Other examples of eye-catching Soviet-era structures--such as the protruding stage of the Russian Drama Theater on Kalku street--also raise the question of whether their architectural merits warrant preservation. The stage, a gray concrete cube overhanging a 19th-century building, was a sound solution in the context of the 1960s modernist explosion, according to architectural scholar and member of the Union of Latvian Architects Janis Krastins. Despite its functionality, however, it still looks like a flying bunker. A few meters further along the same street, at No. 22, stands a remarkable mongrel from the 1950s: Inside the Art Nouveau Nostalgia Cafe, frescos depict muscular workers under the hammer-and-sickle flag. Not far away, the facade of the Hotel Riga displays its own blend of Art Nouveau and Social Realist styles.
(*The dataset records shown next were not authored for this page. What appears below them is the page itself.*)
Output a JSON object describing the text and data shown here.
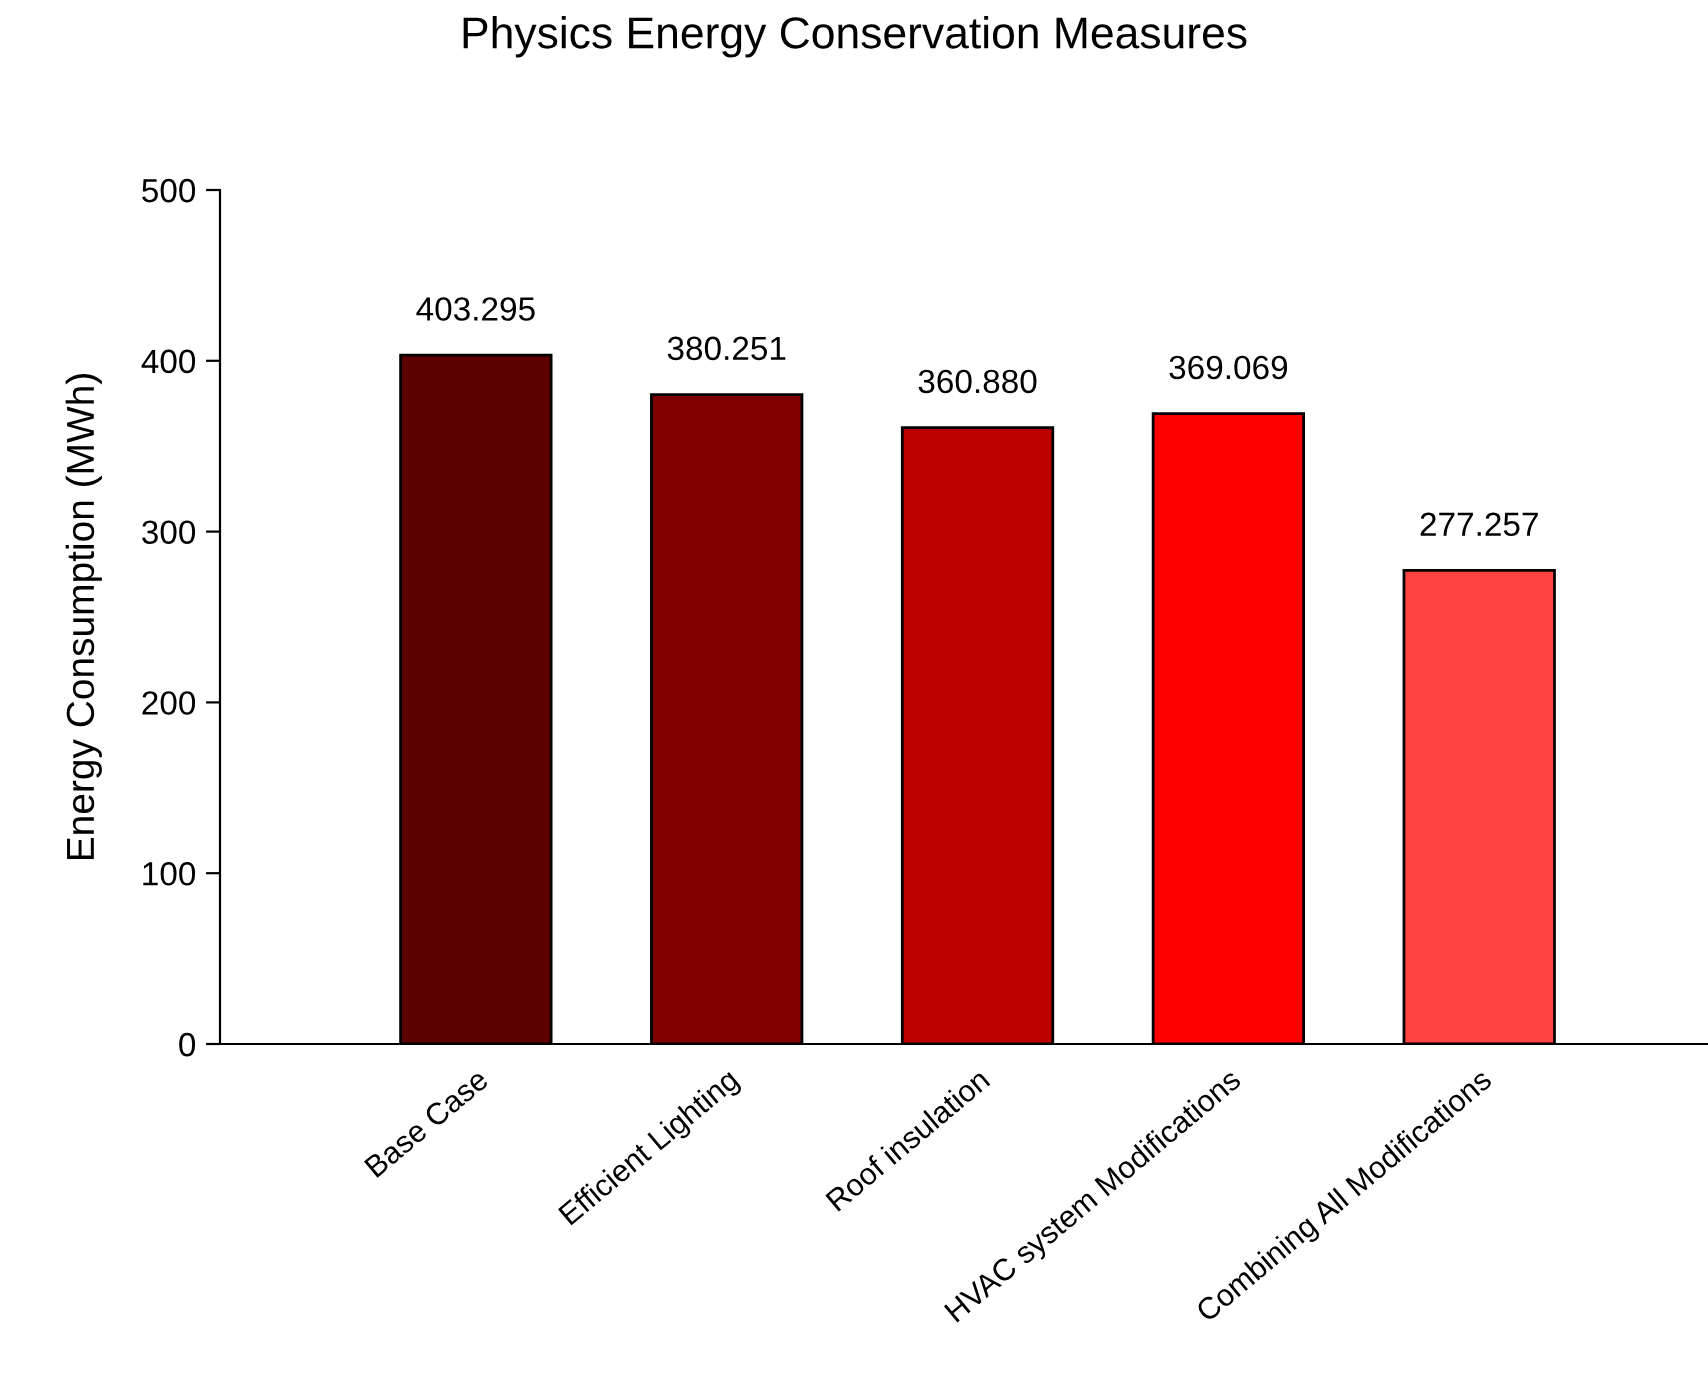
{
  "chart_data": {
    "type": "bar",
    "title": "Physics Energy Conservation Measures",
    "ylabel": "Energy Consumption (MWh)",
    "categories": [
      "Base Case",
      "Efficient Lighting",
      "Roof insulation",
      "HVAC system Modifications",
      "Combining All Modifications"
    ],
    "values": [
      403.295,
      380.251,
      360.88,
      369.069,
      277.257
    ],
    "colors": [
      "#5e0000",
      "#800000",
      "#ba0000",
      "#ff0000",
      "#ff4242"
    ],
    "value_labels": [
      "403.295",
      "380.251",
      "360.880",
      "369.069",
      "277.257"
    ],
    "ylim": [
      0,
      500
    ],
    "yticks": [
      0,
      100,
      200,
      300,
      400,
      500
    ],
    "grid": false,
    "legend": false
  }
}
Striking though such buildings are in their way, given the memories they arouse and the era they represent, the question of their preservation remains very much open.
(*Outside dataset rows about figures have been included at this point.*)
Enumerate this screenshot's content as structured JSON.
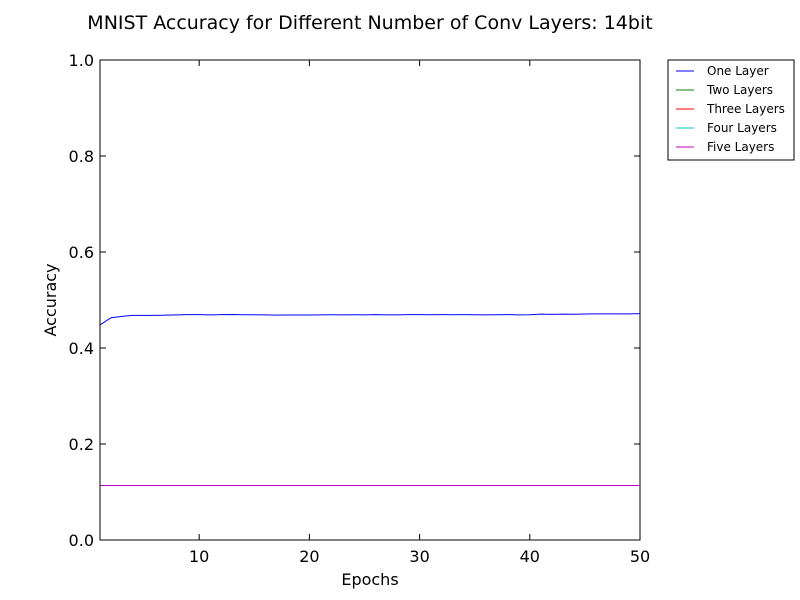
{
  "chart_data": {
    "type": "line",
    "title": "MNIST Accuracy for Different Number of Conv Layers: 14bit",
    "xlabel": "Epochs",
    "ylabel": "Accuracy",
    "xlim": [
      1,
      50
    ],
    "ylim": [
      0.0,
      1.0
    ],
    "xticks": [
      10,
      20,
      30,
      40,
      50
    ],
    "xtick_labels": [
      "10",
      "20",
      "30",
      "40",
      "50"
    ],
    "yticks": [
      0.0,
      0.2,
      0.4,
      0.6,
      0.8,
      1.0
    ],
    "ytick_labels": [
      "0.0",
      "0.2",
      "0.4",
      "0.6",
      "0.8",
      "1.0"
    ],
    "grid": false,
    "legend_position": "outside-top-right",
    "x": [
      1,
      2,
      3,
      4,
      5,
      6,
      7,
      8,
      9,
      10,
      11,
      12,
      13,
      14,
      15,
      16,
      17,
      18,
      19,
      20,
      21,
      22,
      23,
      24,
      25,
      26,
      27,
      28,
      29,
      30,
      31,
      32,
      33,
      34,
      35,
      36,
      37,
      38,
      39,
      40,
      41,
      42,
      43,
      44,
      45,
      46,
      47,
      48,
      49,
      50
    ],
    "series": [
      {
        "name": "One Layer",
        "color": "#0000ff",
        "values": [
          0.448,
          0.463,
          0.466,
          0.468,
          0.468,
          0.468,
          0.4685,
          0.469,
          0.4695,
          0.4695,
          0.469,
          0.4695,
          0.4698,
          0.4693,
          0.4692,
          0.4689,
          0.4685,
          0.4688,
          0.4688,
          0.4688,
          0.469,
          0.4692,
          0.469,
          0.4692,
          0.469,
          0.4695,
          0.469,
          0.469,
          0.4695,
          0.4695,
          0.4693,
          0.4695,
          0.4693,
          0.4695,
          0.4693,
          0.469,
          0.4693,
          0.4695,
          0.469,
          0.4693,
          0.4705,
          0.47,
          0.4705,
          0.4703,
          0.4708,
          0.471,
          0.471,
          0.471,
          0.471,
          0.4715
        ]
      },
      {
        "name": "Two Layers",
        "color": "#008000",
        "values": [
          0.1135,
          0.1135,
          0.1135,
          0.1135,
          0.1135,
          0.1135,
          0.1135,
          0.1135,
          0.1135,
          0.1135,
          0.1135,
          0.1135,
          0.1135,
          0.1135,
          0.1135,
          0.1135,
          0.1135,
          0.1135,
          0.1135,
          0.1135,
          0.1135,
          0.1135,
          0.1135,
          0.1135,
          0.1135,
          0.1135,
          0.1135,
          0.1135,
          0.1135,
          0.1135,
          0.1135,
          0.1135,
          0.1135,
          0.1135,
          0.1135,
          0.1135,
          0.1135,
          0.1135,
          0.1135,
          0.1135,
          0.1135,
          0.1135,
          0.1135,
          0.1135,
          0.1135,
          0.1135,
          0.1135,
          0.1135,
          0.1135,
          0.1135
        ]
      },
      {
        "name": "Three Layers",
        "color": "#ff0000",
        "values": [
          0.1135,
          0.1135,
          0.1135,
          0.1135,
          0.1135,
          0.1135,
          0.1135,
          0.1135,
          0.1135,
          0.1135,
          0.1135,
          0.1135,
          0.1135,
          0.1135,
          0.1135,
          0.1135,
          0.1135,
          0.1135,
          0.1135,
          0.1135,
          0.1135,
          0.1135,
          0.1135,
          0.1135,
          0.1135,
          0.1135,
          0.1135,
          0.1135,
          0.1135,
          0.1135,
          0.1135,
          0.1135,
          0.1135,
          0.1135,
          0.1135,
          0.1135,
          0.1135,
          0.1135,
          0.1135,
          0.1135,
          0.1135,
          0.1135,
          0.1135,
          0.1135,
          0.1135,
          0.1135,
          0.1135,
          0.1135,
          0.1135,
          0.1135
        ]
      },
      {
        "name": "Four Layers",
        "color": "#00bfbf",
        "values": [
          0.1135,
          0.1135,
          0.1135,
          0.1135,
          0.1135,
          0.1135,
          0.1135,
          0.1135,
          0.1135,
          0.1135,
          0.1135,
          0.1135,
          0.1135,
          0.1135,
          0.1135,
          0.1135,
          0.1135,
          0.1135,
          0.1135,
          0.1135,
          0.1135,
          0.1135,
          0.1135,
          0.1135,
          0.1135,
          0.1135,
          0.1135,
          0.1135,
          0.1135,
          0.1135,
          0.1135,
          0.1135,
          0.1135,
          0.1135,
          0.1135,
          0.1135,
          0.1135,
          0.1135,
          0.1135,
          0.1135,
          0.1135,
          0.1135,
          0.1135,
          0.1135,
          0.1135,
          0.1135,
          0.1135,
          0.1135,
          0.1135,
          0.1135
        ]
      },
      {
        "name": "Five Layers",
        "color": "#bf00bf",
        "values": [
          0.1135,
          0.1135,
          0.1135,
          0.1135,
          0.1135,
          0.1135,
          0.1135,
          0.1135,
          0.1135,
          0.1135,
          0.1135,
          0.1135,
          0.1135,
          0.1135,
          0.1135,
          0.1135,
          0.1135,
          0.1135,
          0.1135,
          0.1135,
          0.1135,
          0.1135,
          0.1135,
          0.1135,
          0.1135,
          0.1135,
          0.1135,
          0.1135,
          0.1135,
          0.1135,
          0.1135,
          0.1135,
          0.1135,
          0.1135,
          0.1135,
          0.1135,
          0.1135,
          0.1135,
          0.1135,
          0.1135,
          0.1135,
          0.1135,
          0.1135,
          0.1135,
          0.1135,
          0.1135,
          0.1135,
          0.1135,
          0.1135,
          0.1135
        ]
      }
    ]
  }
}
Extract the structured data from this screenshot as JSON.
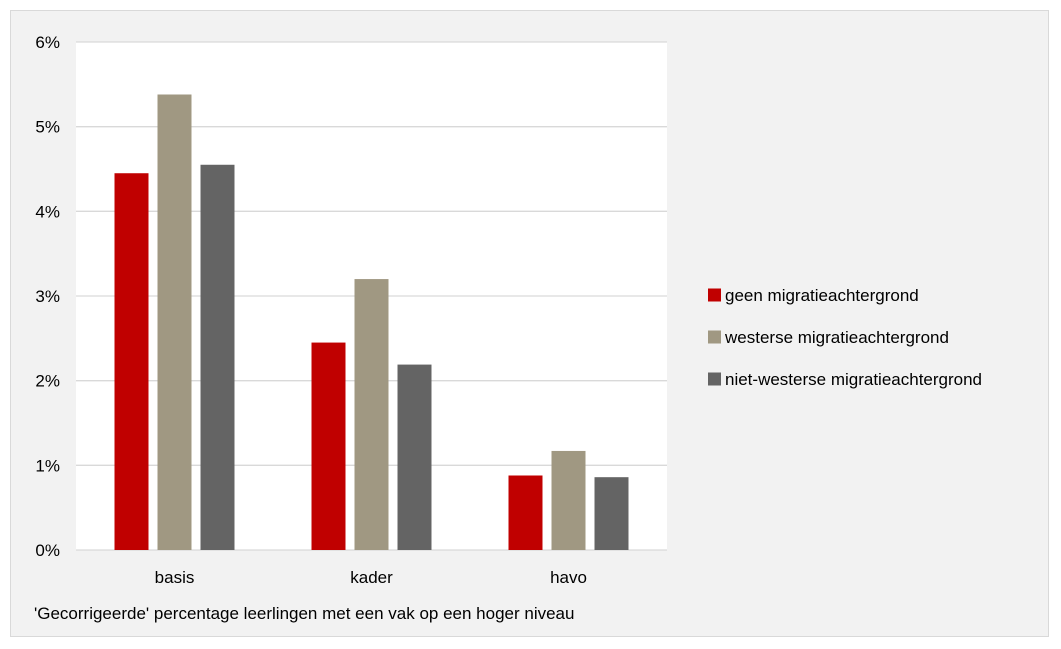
{
  "chart_data": {
    "type": "bar",
    "categories": [
      "basis",
      "kader",
      "havo"
    ],
    "series": [
      {
        "name": "geen migratieachtergrond",
        "values": [
          4.45,
          2.45,
          0.88
        ],
        "color": "#c00000"
      },
      {
        "name": "westerse migratieachtergrond",
        "values": [
          5.38,
          3.2,
          1.17
        ],
        "color": "#a09882"
      },
      {
        "name": "niet-westerse migratieachtergrond",
        "values": [
          4.55,
          2.19,
          0.86
        ],
        "color": "#646464"
      }
    ],
    "title": "",
    "xlabel": "'Gecorrigeerde' percentage leerlingen met een vak op een hoger niveau",
    "ylabel": "",
    "ylim": [
      0,
      6
    ],
    "yticks": [
      "0%",
      "1%",
      "2%",
      "3%",
      "4%",
      "5%",
      "6%"
    ],
    "grid": true,
    "legend_position": "right",
    "background_color": "#f2f2f2",
    "plot_background_color": "#ffffff",
    "gridline_color": "#d9d9d9"
  }
}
YOUR TOWN, MY TOWN, OUR TOWN?

The drab, boxy buildings of postwar Riga are indelibly associated with a particular regime and political philosophy, yet they can also be seen as a natural product of the 1930s' turn toward simplicity. They emerged from the climate of their times. “There are differences between Ulmanis' [style] and Stalinist style, but there are also similarities,” Janis Lejnieks says. “For instance, the heavy monumentality of buildings like the War Museum and the Universal Store”--two controversial projects of the 1930s, the former attached in 1935 to the only surviving tower of Riga’s medieval city wall, with the loss of many surrounding historical structures; the latter a department store near St. Peter’s Church, whose construction also erased buildings of historical value. In the 1930s, “there were plans to widen streets in the Old Town, to put in large new blocks and to preserve only the religious buildings."

Partisans of rebuilding the city’s lost monuments scored big when reconstructions of the Blackheads’ House, Town Hall, and a few other distinguished buildings sprouted up on and around the old central square over the past three years. In the view of the Old Town from the opposite shore of the Daugava, however, these lie hidden behind the black bulk of the Occupation Museum. This image might symbolize the divided state of public opinion over what parts of Riga’s urban landscape to preserve and in what way. Down one track lies the alluring image of a reborn, thriving commercial center, but some see a kind of Eastern Euro-Disney at the end of this road. "It is inadmissible," says Sandija Verite, an advertising professional, "to have these historical monuments rebuilt in such a grotesque manner. They are unable to convey a real feeling for the centuries that passed." A parallel course involves preserving buildings from the Soviet era that some praise for their architectural value--and others castigate as a disfigurement of one of the jewels of the Baltic. Unaccountably, the option of new buildings in a contemporary style seems to have been overlooked amid all this awkward dredging of the city's past.

After centuries during which languages, religions, and building styles met and mixed in Riga, there is little unanimity today when it comes to deciding what constitutes the city's common inheritance. Something of a generation gap may be opening up. Private and governmental projects to promote the Old Town tap the energies of Latvia's youth, which has reclaimed its historical heritage with unfeigned pride. "I think the Old Town was, is, and will be the symbol of Latvia, and we have to respect it. That's why we have to clean it up a bit," a young art student told me. People of older generations may feel uneasy in the face of change and novelty. Feliciana Rajevska, a sociology professor at the Latvian State University, says, "You know, you may say that these [Soviet] buildings are ugly, but you can't deny their functionality throughout this time. People worked and were trained here."
Mihai Hodrea is a lecturer in sociology and politics at the European Integration Institute and the Latvian Academy of Culture in Riga. He has contributed to the BBC Romanian service and The Baltic Times.